Track how priorities are used:
queue.on('completed', (job) => {
  console.log(`Completed priority ${job.opts.priority}`);
  metrics.recordPriority(job.opts.priority);
});

Best Practices

Use priorities sparingly: Not every job needs a priority. Reserve priorities for scenarios where processing order truly matters.
Document your priority scheme: Maintain a clear definition of what each priority level means in your application.
Avoid priority starvation: If you constantly add high-priority jobs, low-priority jobs may never execute.

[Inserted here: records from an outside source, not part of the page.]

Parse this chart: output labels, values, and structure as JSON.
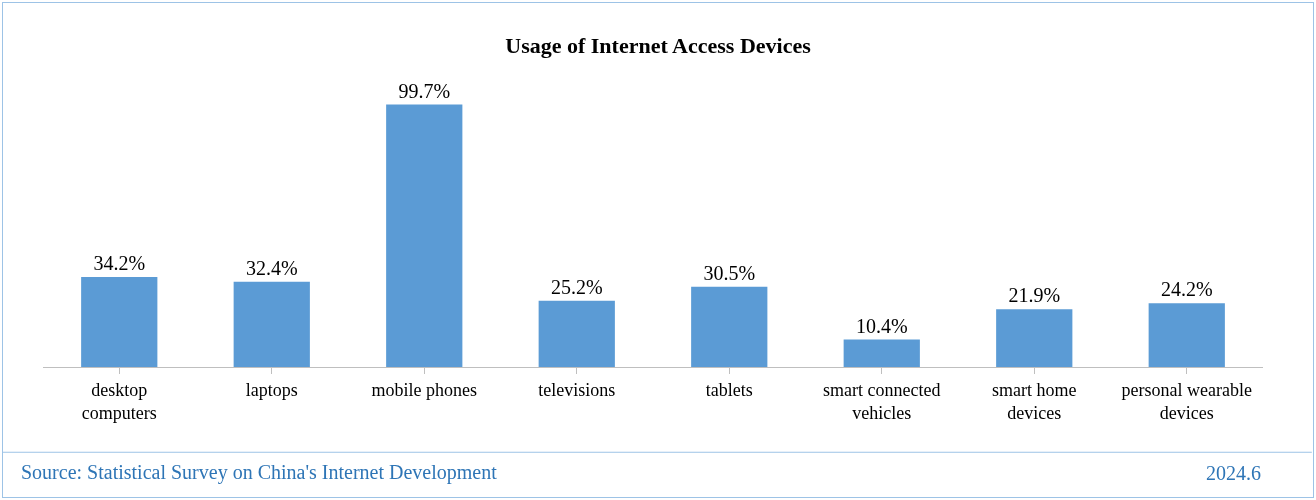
{
  "chart_data": {
    "type": "bar",
    "title": "Usage of Internet Access Devices",
    "categories": [
      "desktop computers",
      "laptops",
      "mobile phones",
      "televisions",
      "tablets",
      "smart connected vehicles",
      "smart home devices",
      "personal wearable devices"
    ],
    "values": [
      34.2,
      32.4,
      99.7,
      25.2,
      30.5,
      10.4,
      21.9,
      24.2
    ],
    "value_labels": [
      "34.2%",
      "32.4%",
      "99.7%",
      "25.2%",
      "30.5%",
      "10.4%",
      "21.9%",
      "24.2%"
    ],
    "color": "#5b9bd5",
    "legend": false,
    "annotations": [
      "Source: Statistical Survey on China's Internet Development",
      "2024.6"
    ]
  }
}
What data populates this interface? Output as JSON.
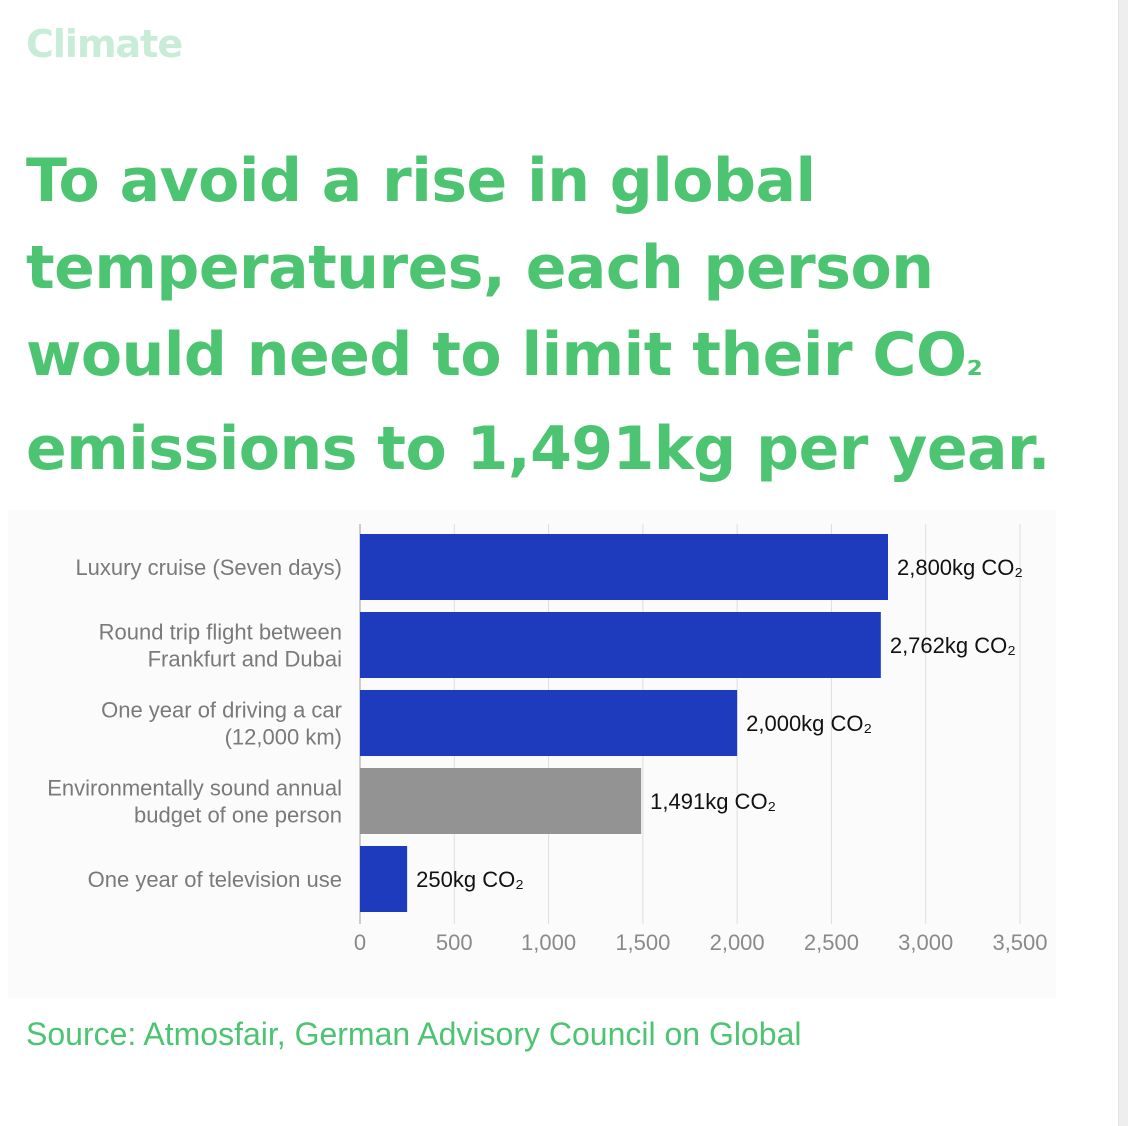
{
  "brand": {
    "name": "Climate",
    "color": "#c8ecd7"
  },
  "headline": {
    "text": "To avoid a rise in global temperatures, each person would need to limit their CO₂ emissions to 1,491kg per year.",
    "line1": "To avoid a rise in global",
    "line2": "temperatures, each person",
    "line3_before_sub": "would need to limit their CO",
    "line3_sub": "₂",
    "line4": "emissions to 1,491kg per year.",
    "color": "#4cc472"
  },
  "chart_data": {
    "type": "bar",
    "orientation": "horizontal",
    "categories": [
      [
        "Luxury cruise (Seven days)"
      ],
      [
        "Round trip flight between",
        "Frankfurt and Dubai"
      ],
      [
        "One year of driving a car",
        "(12,000 km)"
      ],
      [
        "Environmentally sound annual",
        "budget of one person"
      ],
      [
        "One year of television use"
      ]
    ],
    "values": [
      2800,
      2762,
      2000,
      1491,
      250
    ],
    "data_labels": [
      "2,800kg CO₂",
      "2,762kg CO₂",
      "2,000kg CO₂",
      "1,491kg CO₂",
      "250kg CO₂"
    ],
    "bar_colors": [
      "#1f3bbd",
      "#1f3bbd",
      "#1f3bbd",
      "#939393",
      "#1f3bbd"
    ],
    "xlim": [
      0,
      3500
    ],
    "x_ticks": [
      0,
      500,
      1000,
      1500,
      2000,
      2500,
      3000,
      3500
    ],
    "x_tick_labels": [
      "0",
      "500",
      "1,000",
      "1,500",
      "2,000",
      "2,500",
      "3,000",
      "3,500"
    ],
    "grid": true,
    "title": "",
    "xlabel": "",
    "ylabel": ""
  },
  "source": {
    "text": "Source: Atmosfair, German Advisory Council on Global"
  }
}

Monitor your queue to ensure all jobs eventually process.

Testing Priorities

const queue = new Queue('test-priorities');
const processedJobs = [];

queue.process(async (job) => {
  processedJobs.push(job.data.id);
});

// Add jobs with different priorities
await queue.add({ id: 'low' }, { priority: 10 });
await queue.add({ id: 'high' }, { priority: 1 });
await queue.add({ id: 'medium' }, { priority: 5 });

// Wait for processing
await new Promise(resolve => setTimeout(resolve, 1000));

// Verify order: ['high', 'medium', 'low']
console.log('Processing order:', processedJobs);
Jobs with the same priority are processed in FIFO (first-in, first-out) order relative to each other.